Le SMPR de Lille devait justement obtenir des locaux pour des ateliers thérapeutiques : « finalement l’administration pénitentiaire a préféré utiliser les locaux pour installer un centre national d’évaluation ». Alors même que Sequedin s’est « tristement illustrée par le nombre de suicides de détenus, parmi les plus élevé de France. » [3]
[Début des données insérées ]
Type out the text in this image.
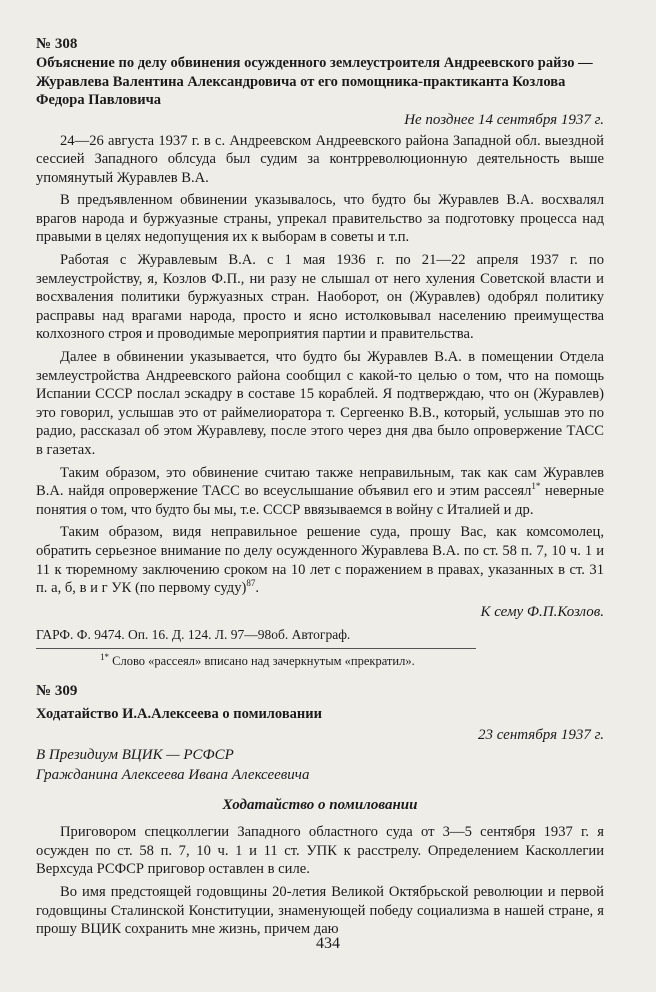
№ 308

Объяснение по делу обвинения осужденного землеустроителя Андреевского райзо — Журавлева Валентина Александровича от его помощника-практиканта Козлова Федора Павловича

Не позднее 14 сентября 1937 г.

24—26 августа 1937 г. в с. Андреевском Андреевского района Западной обл. выездной сессией Западного облсуда был судим за контрреволюционную деятельность выше упомянутый Журавлев В.А.

В предъявленном обвинении указывалось, что будто бы Журавлев В.А. восхвалял врагов народа и буржуазные страны, упрекал правительство за подготовку процесса над правыми в целях недопущения их к выборам в советы и т.п.

Работая с Журавлевым В.А. с 1 мая 1936 г. по 21—22 апреля 1937 г. по землеустройству, я, Козлов Ф.П., ни разу не слышал от него хуления Советской власти и восхваления политики буржуазных стран. Наоборот, он (Журавлев) одобрял политику расправы над врагами народа, просто и ясно истолковывал населению преимущества колхозного строя и проводимые мероприятия партии и правительства.

Далее в обвинении указывается, что будто бы Журавлев В.А. в помещении Отдела землеустройства Андреевского района сообщил с какой-то целью о том, что на помощь Испании СССР послал эскадру в составе 15 кораблей. Я подтверждаю, что он (Журавлев) это говорил, услышав это от раймелиоратора т. Сергеенко В.В., который, услышав это по радио, рассказал об этом Журавлеву, после этого через дня два было опровержение ТАСС в газетах.

Таким образом, это обвинение считаю также неправильным, так как сам Журавлев В.А. найдя опровержение ТАСС во всеуслышание объявил его и этим рассеял$^{1*}$ неверные понятия о том, что будто бы мы, т.е. СССР ввязываемся в войну с Италией и др.

Таким образом, видя неправильное решение суда, прошу Вас, как комсомолец, обратить серьезное внимание по делу осужденного Журавлева В.А. по ст. 58 п. 7, 10 ч. 1 и 11 к тюремному заключению сроком на 10 лет с поражением в правах, указанных в ст. 31 п. а, б, в и г УК (по первому суду)$^{87}$.

К сему Ф.П.Козлов.

ГАРФ. Ф. 9474. Оп. 16. Д. 124. Л. 97—98об. Автограф.

$^{1*}$ Слово «рассеял» вписано над зачеркнутым «прекратил».

№ 309

Ходатайство И.А.Алексеева о помиловании

23 сентября 1937 г.

В Президиум ВЦИК — РСФСР

Гражданина Алексеева Ивана Алексеевича

Ходатайство о помиловании

Приговором спецколлегии Западного областного суда от 3—5 сентября 1937 г. я осужден по ст. 58 п. 7, 10 ч. 1 и 11 ст. УПК к расстрелу. Определением Касколлегии Верхсуда РСФСР приговор оставлен в силе.

Во имя предстоящей годовщины 20-летия Великой Октябрьской революции и первой годовщины Сталинской Конституции, знаменующей победу социализма в нашей стране, я прошу ВЦИК сохранить мне жизнь, причем даю

434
« L’administration témoigne souvent d’une méconnaissance totale des problèmes psychiatriques et certains surveillants ne sont pas vraiment connus pour leur psychologie », nous dit Anne Chereul. Hector se replonge brièvement dans cet univers où la mort plane constamment : « Les suicides ou tentatives, tu peux les apprendre avec quelques jours de retard mais aussi par les médias. Et encore, après faut encore savoir qui. Cette gestion opaque génère des situations critiques mais aussi de l’angoisse pour les salariés et pour les détenu-es. Et jamais l’administration ne prononce un mot en cas de décès. »
Monnaie courante
Hector explique également : « J’ai vu des personnes atteintes de cancer ou de maladie grave, de problèmes d’addiction... Avec les problèmes d’accès aux soins ou à l’information, ou bien des problèmes de comportement ou d’hygiène qui peuvent être importants. Quand t’es en cellule avec quelqu’un qui se chie dessus, par exemple... » Ce qui l’a marqué aussi, c’est la banalisation de certains actes : « Les auto-mutilations sont des choses assez courantes quand tu travailles en prison, avec notamment des lacérations sur les bras ; des gens qui ne sont pas forcément fous mais qui sont dans une souffrance telle par rapport à leur arrestation ou leur enfermement : jusqu’à tenter de se couper au niveaux des parties génitales. » Et les détenu-es vont devoir continuer de se taper la tête contre les murs en béton, en attendant le capitonné... Le premier hôpital-prison de la région ouvrira ses portes en 2013, à Seclin [4]. Anne Chereul y voit « une réponse en aval plutôt qu’en amont, ce qui ne peut avoir comme effet que de multiplier le nombre de personnes souffrant de troubles psychiatriques en prison. »
[1] Rue89.com, « Un quart des détenus souffrent de maladies psychiatriques », 21/05/10.
[2] Voir le lexique.
[3] Senat.fr, question de Marie-Christine Blandin.
[4] Nord Éclair, « Un hôpital pour détenus en mai 2013 », 28/02/12.